La Déesse des bourgeons n'était pas convaincue. Son nez se fronça et elle croisa les bras sur son torse. Ses boutons de fleurs se refermèrent comme des huîtres, boudeurs. Mais Cal'Driuzh fut inflexible et elle dut repartir, accompagnée de Gelt et Martial.
— Qui es-tu ? demanda-t-elle au jeune homme tandis que la lumière du jour apparaissait enfin après de longues minutes de marche dans l'obscurité.
— Juste quelqu'un qui a été mené ici par erreur.
— La plume de Myssenlyos vous mène à ceux que votre cœur appelle ou mène ces derniers jusqu'à vous. Si tu as été amené sur Tea'Nhone par la plume, tu n'es pas une erreur.
Tandis qu'il méditait ces paroles, le bout du tunnel s'évasa, laissant les embruns pénétrer la grotte.
— C'est ici que nos chemins se séparent, annonça Sefyr. J'espère vous revoir bientôt. Lorsque tout ceci sera enfin fini.
Gelt et Martial la saluèrent d'un signe de tête et la regardèrent s'éloigner un instant, ses bourgeons se balançant sur le rythme de ses hanches fines. Puis ils se dirigèrent vers la mer à l'endroit où leurs trois compagnons avaient été engloutis par la vague.
Redoutant de trouver des corps désarticulés, Gelt poussa un soupir de soulagement lorsqu'ils s'arrêtèrent près de trois renfoncements creusés dans le sable. Séparés par quelques mètres, ils étaient peu profonds et correspondaient aux formes de corps étendus sur le dos ou le ventre.

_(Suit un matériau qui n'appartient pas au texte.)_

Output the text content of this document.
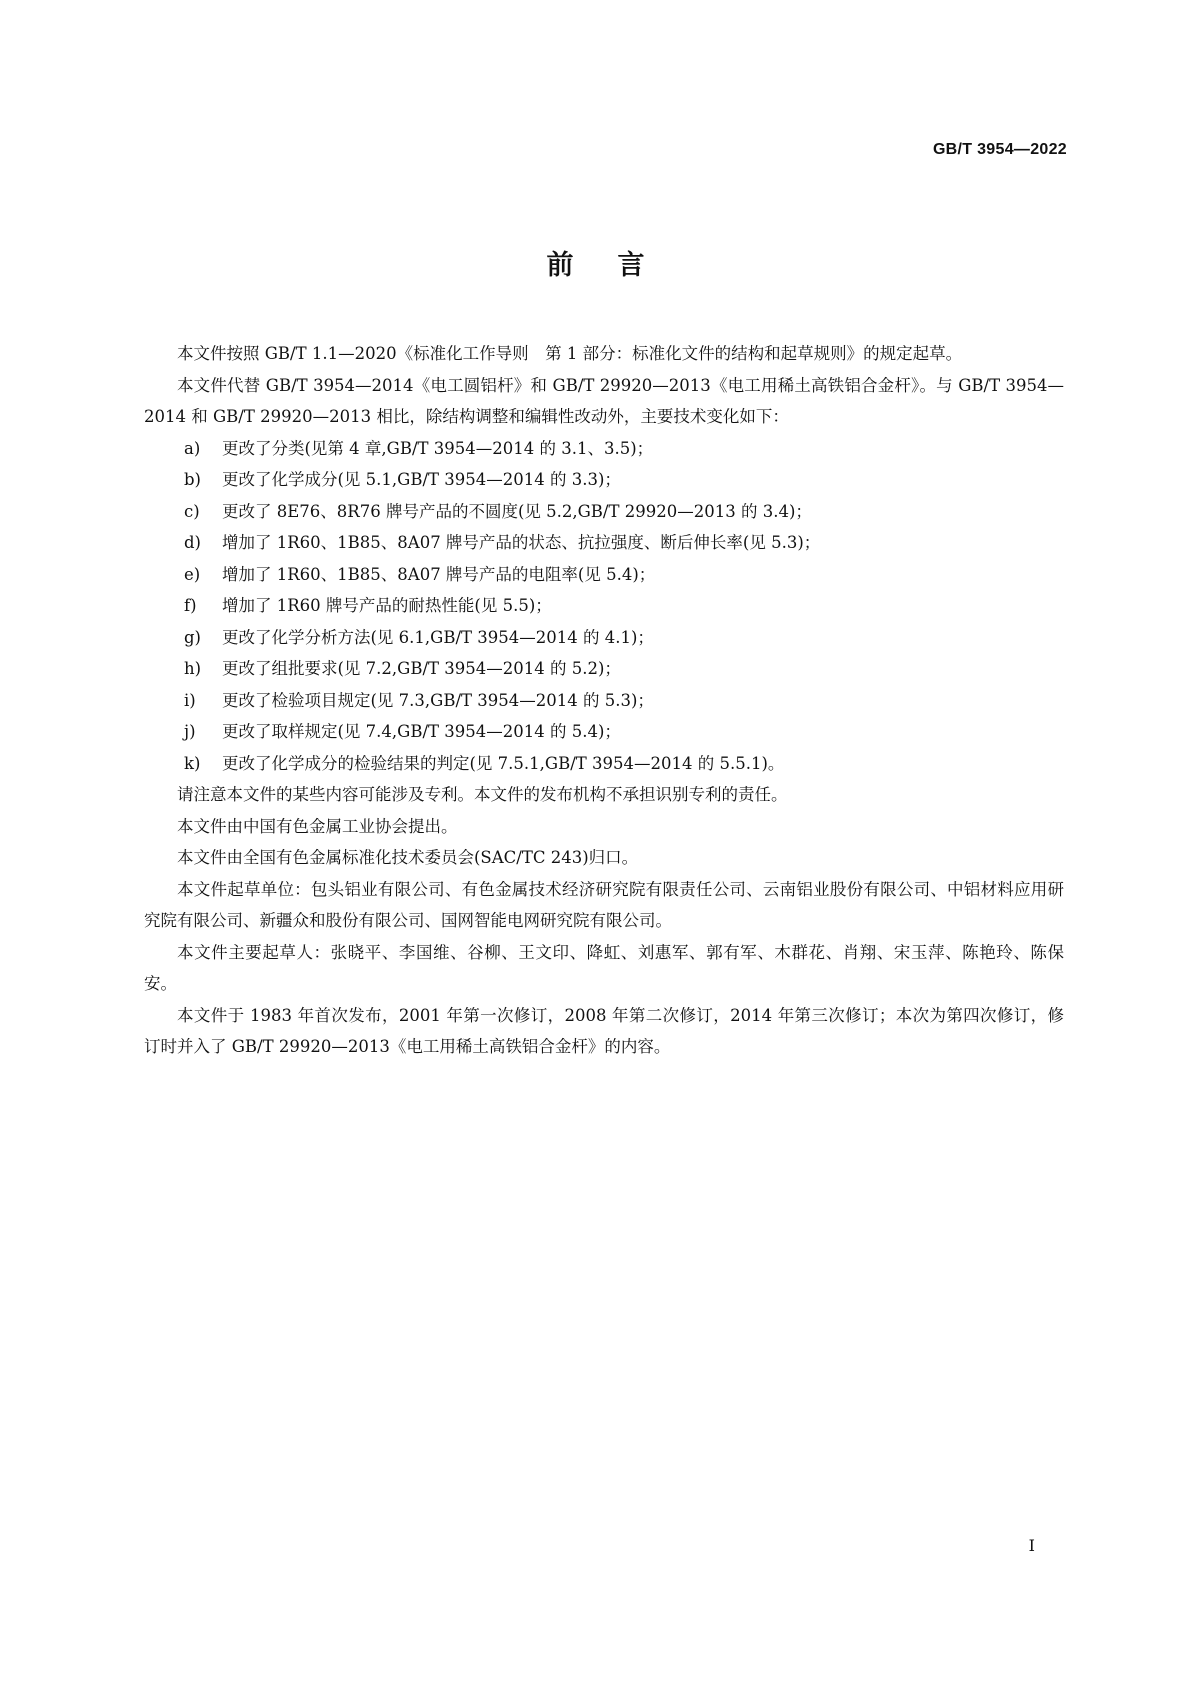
GB/T 3954—2022
前言

本文件按照 GB/T 1.1—2020《标准化工作导则　第 1 部分：标准化文件的结构和起草规则》的规定起草。

本文件代替 GB/T 3954—2014《电工圆铝杆》和 GB/T 29920—2013《电工用稀土高铁铝合金杆》。与 GB/T 3954—2014 和 GB/T 29920—2013 相比，除结构调整和编辑性改动外，主要技术变化如下：

a) 更改了分类(见第 4 章,GB/T 3954—2014 的 3.1、3.5)；
b) 更改了化学成分(见 5.1,GB/T 3954—2014 的 3.3)；
c) 更改了 8E76、8R76 牌号产品的不圆度(见 5.2,GB/T 29920—2013 的 3.4)；
d) 增加了 1R60、1B85、8A07 牌号产品的状态、抗拉强度、断后伸长率(见 5.3)；
e) 增加了 1R60、1B85、8A07 牌号产品的电阻率(见 5.4)；
f) 增加了 1R60 牌号产品的耐热性能(见 5.5)；
g) 更改了化学分析方法(见 6.1,GB/T 3954—2014 的 4.1)；
h) 更改了组批要求(见 7.2,GB/T 3954—2014 的 5.2)；
i) 更改了检验项目规定(见 7.3,GB/T 3954—2014 的 5.3)；
j) 更改了取样规定(见 7.4,GB/T 3954—2014 的 5.4)；
k) 更改了化学成分的检验结果的判定(见 7.5.1,GB/T 3954—2014 的 5.5.1)。

请注意本文件的某些内容可能涉及专利。本文件的发布机构不承担识别专利的责任。

本文件由中国有色金属工业协会提出。

本文件由全国有色金属标准化技术委员会(SAC/TC 243)归口。

本文件起草单位：包头铝业有限公司、有色金属技术经济研究院有限责任公司、云南铝业股份有限公司、中铝材料应用研究院有限公司、新疆众和股份有限公司、国网智能电网研究院有限公司。

本文件主要起草人：张晓平、李国维、谷柳、王文印、降虹、刘惠军、郭有军、木群花、肖翔、宋玉萍、陈艳玲、陈保安。

本文件于 1983 年首次发布，2001 年第一次修订，2008 年第二次修订，2014 年第三次修订；本次为第四次修订，修订时并入了 GB/T 29920—2013《电工用稀土高铁铝合金杆》的内容。

I
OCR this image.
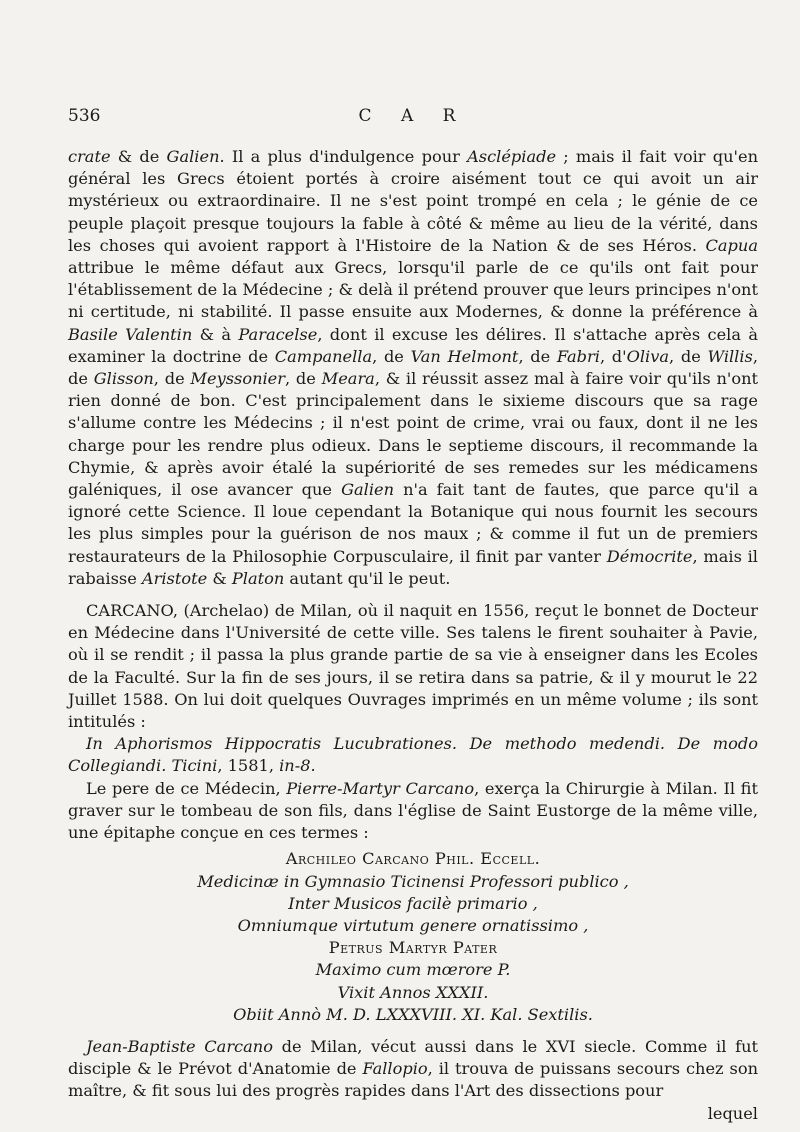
536	C A R

crate & de Galien. Il a plus d'indulgence pour Asclépiade ; mais il fait voir qu'en général les Grecs étoient portés à croire aisément tout ce qui avoit un air mystérieux ou extraordinaire. Il ne s'est point trompé en cela ; le génie de ce peuple plaçoit presque toujours la fable à côté & même au lieu de la vérité, dans les choses qui avoient rapport à l'Histoire de la Nation & de ses Héros. Capua attribue le même défaut aux Grecs, lorsqu'il parle de ce qu'ils ont fait pour l'établissement de la Médecine ; & delà il prétend prouver que leurs principes n'ont ni certitude, ni stabilité. Il passe ensuite aux Modernes, & donne la préférence à Basile Valentin & à Paracelse, dont il excuse les délires. Il s'attache après cela à examiner la doctrine de Campanella, de Van Helmont, de Fabri, d'Oliva, de Willis, de Glisson, de Meyssonier, de Meara, & il réussit assez mal à faire voir qu'ils n'ont rien donné de bon. C'est principalement dans le sixieme discours que sa rage s'allume contre les Médecins ; il n'est point de crime, vrai ou faux, dont il ne les charge pour les rendre plus odieux. Dans le septieme discours, il recommande la Chymie, & après avoir étalé la supériorité de ses remedes sur les médicamens galéniques, il ose avancer que Galien n'a fait tant de fautes, que parce qu'il a ignoré cette Science. Il loue cependant la Botanique qui nous fournit les secours les plus simples pour la guérison de nos maux ; & comme il fut un de premiers restaurateurs de la Philosophie Corpusculaire, il finit par vanter Démocrite, mais il rabaisse Aristote & Platon autant qu'il le peut.

CARCANO, (Archelao) de Milan, où il naquit en 1556, reçut le bonnet de Docteur en Médecine dans l'Université de cette ville. Ses talens le firent souhaiter à Pavie, où il se rendit ; il passa la plus grande partie de sa vie à enseigner dans les Ecoles de la Faculté. Sur la fin de ses jours, il se retira dans sa patrie, & il y mourut le 22 Juillet 1588. On lui doit quelques Ouvrages imprimés en un même volume ; ils sont intitulés :

In Aphorismos Hippocratis Lucubrationes. De methodo medendi. De modo Collegiandi. Ticini, 1581, in-8.

Le pere de ce Médecin, Pierre-Martyr Carcano, exerça la Chirurgie à Milan. Il fit graver sur le tombeau de son fils, dans l'église de Saint Eustorge de la même ville, une épitaphe conçue en ces termes :

Archileo Carcano Phil. Eccell.

Medicinæ in Gymnasio Ticinensi Professori publico ,

Inter Musicos facilè primario ,

Omniumque virtutum genere ornatissimo ,

Petrus Martyr Pater

Maximo cum mœrore P.

Vixit Annos XXXII.

Obiit Annò M. D. LXXXVIII. XI. Kal. Sextilis.

Jean-Baptiste Carcano de Milan, vécut aussi dans le XVI siecle. Comme il fut disciple & le Prévot d'Anatomie de Fallopio, il trouva de puissans secours chez son maître, & fit sous lui des progrès rapides dans l'Art des dissections pour

lequel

— Il y avait trois corps, annonça Gelt en s'accroupissant. Les traces de pas qui partent de l'un d'eux prouvent qu'au moins un de nos compagnons est en vie. Je pencherais pour Syssana, elle a de plus petits pieds que Léné ou Tillian.
Les yeux rivés sur le sable, Gelt se redressa et suivit les traces de pas déjà à moitié estompées par les jeux de la brise.
— Elle est d'abord allée vérifier l'état des deux autres. Là, on distingue une seconde série de pas qui proviennent de la falaise. Quelqu'un est venu à leur secours. Tu vois cette rigole épaisse ?
Martial observa le sable, puis hocha la tête.
— On a traîné l'un des corps, supposa-t-il.
Gelt acquiesça d'un bref signe du menton.
— Tandis que l'autre corps a tout simplement été jeté sur l'épaule de celui dont les pas proviennent de la falaise.
— Comment le sais-tu ?
— Les traces qui s'éloignent sont plus profondes que celles qui s'approchent. Ce qui veut dire que l'étranger était plus lourd. Et donc plus chargé.
Martial siffla, impressionné.
— Je ne me souviens pas que les entraînements des Lames aient un jour intégré le pistage.
— Ce n'est pas le cas. J'ai passé des semaines à suivre la trace d'Annabelle au début de leur quête. Il faut croire que ça à développé quelques compétences. Suivons-les. Elles nous mèneront sans doute vers Tillian, Léné et Syssana.